I love to read cookbooks. I usually read them cover to cover including the introduction, the information about the author and, of course, the recipes. I particularly like cookbooks that have more than just recipes - tidbits of information, local lore, quick cooking tips, history of a recipe, pictures and photos. I have a fairly large cookbook and recipe collection, but it can get expensive buying books so I indulge my love of cookbook reading by taking cookbooks out of the library. Not long after I started eating a vegan diet, I went onto the website of my local library and put holds on all the cookbooks with "vegan" in the title.
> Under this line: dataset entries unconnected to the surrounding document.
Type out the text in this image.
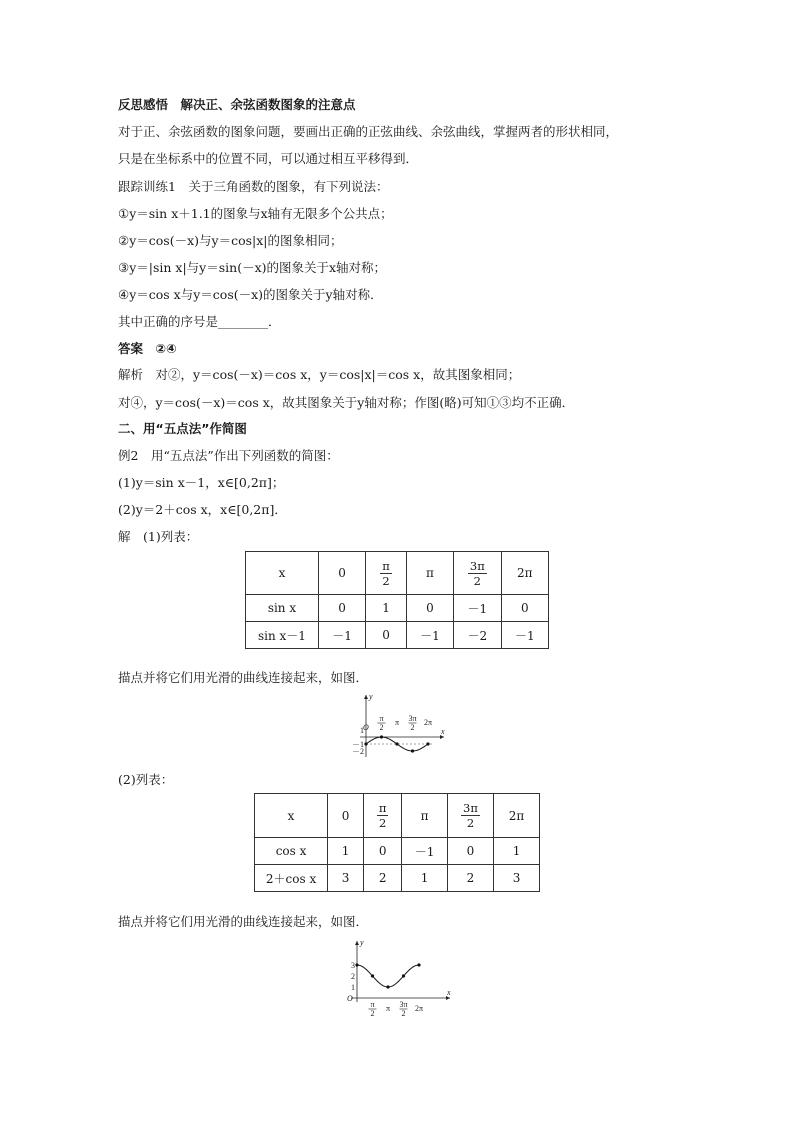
反思感悟　解决正、余弦函数图象的注意点
对于正、余弦函数的图象问题，要画出正确的正弦曲线、余弦曲线，掌握两者的形状相同，
只是在坐标系中的位置不同，可以通过相互平移得到．
跟踪训练1　关于三角函数的图象，有下列说法：
①y＝sin x＋1.1的图象与x轴有无限多个公共点；
②y＝cos(－x)与y＝cos|x|的图象相同；
③y＝|sin x|与y＝sin(－x)的图象关于x轴对称；
④y＝cos x与y＝cos(－x)的图象关于y轴对称．
其中正确的序号是________．
答案　②④
解析　对②，y＝cos(－x)＝cos x，y＝cos|x|＝cos x，故其图象相同；
对④，y＝cos(－x)＝cos x，故其图象关于y轴对称；作图(略)可知①③均不正确．
二、用“五点法”作简图
例2　用“五点法”作出下列函数的简图：
(1)y＝sin x－1，x∈[0,2π]；
(2)y＝2＋cos x，x∈[0,2π]．
解　(1)列表：
x	0	$\frac{\pi}{2}$	π	$\frac{3\pi}{2}$	2π
sin x	0	1	0	－1	0
sin x－1	－1	0	－1	－2	－1
描点并将它们用光滑的曲线连接起来，如图．
x
y
O
1
－1
－2
π
2
π 3π
2
2π
(2)列表：
x	0	$\frac{\pi}{2}$	π	$\frac{3\pi}{2}$	2π
cos x	1	0	－1	0	1
2＋cos x	3	2	1	2	3
描点并将它们用光滑的曲线连接起来，如图．
x
y
O
3
2
1
π
2
π 3π
2
2π
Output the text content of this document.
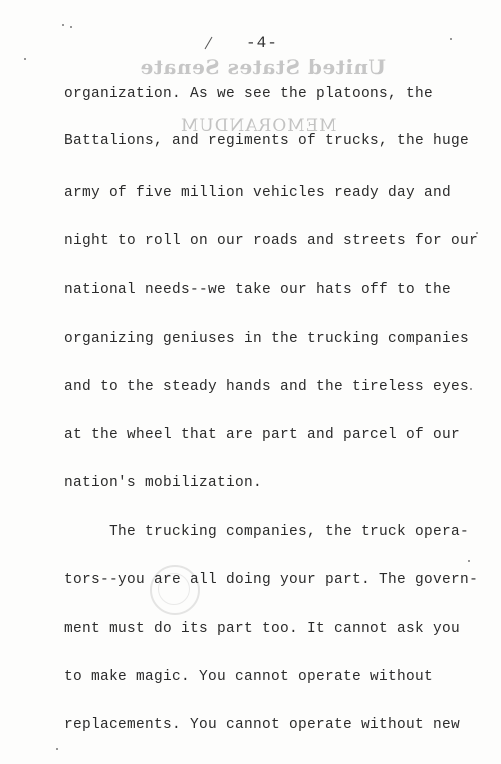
-4-
United States Senate
MEMORANDUM
organization. As we see the platoons, the
Battalions, and regiments of trucks, the huge
army of five million vehicles ready day and
night to roll on our roads and streets for our
national needs--we take our hats off to the
organizing geniuses in the trucking companies
and to the steady hands and the tireless eyes
at the wheel that are part and parcel of our
nation's mobilization.
The trucking companies, the truck opera-
tors--you are all doing your part. The govern-
ment must do its part too. It cannot ask you
to make magic. You cannot operate without
replacements. You cannot operate without new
I've had a steady stream of cookbooks come through my home, and the weeks that I have them on loan allows me to really get into the book, try out a few recipes and, ultimately, decide if I want to buy the cookbook and add it to my permanent collection. Recently, a friend recommended the cookbook, Appetite for Reduction by Isa Chandra Moskowitz, so, naturally, I took it out of the library. It is a really great book! I love reading it and I want to try out ALL the recipes! This is definitely a cookbook I must own. Here is one of the recipes from this book:
Everyday Chickpea-Quinoa Salad
(adapted from Appetite for Reduction)
2 cups cooked, cooled quinoa
1 1/2 cups cooked chickpeas
4 cups (or more) chopped Romaine lettuce
1 to 3 cups of assorted vegetables *
1/2 to 3/4 cup of Balsamic Vinaigrette (see below)
Mix all the salad ingredients together in a large salad bowl. Add the dressing and toss to coat. Eat!
* I used lots of shredded carrots, some chopped green onion, chopped artichokes, chopped red and yellow peppers. You could also use sprouts, baked tofu, fresh leafy herbs ...
Balsamic Vinaigrette
1/4 cup raw cashew pieces, soaked in water for at least an hour)
2 tbsps chopped green onions
1/2 cup water
1/4 cup balsamic vinegar
2 tsps Dijon mustard
1 tsp brown sugar
3/4 tsp salt
Blend the cashews and green onions together in a blender, then add the rest of the ingredients. Blend for at least 5 minutes until completely smooth - blend for the full time to make sure the dressing isn't grainy. The dressing may seem thin at first, but it thickens when chilled.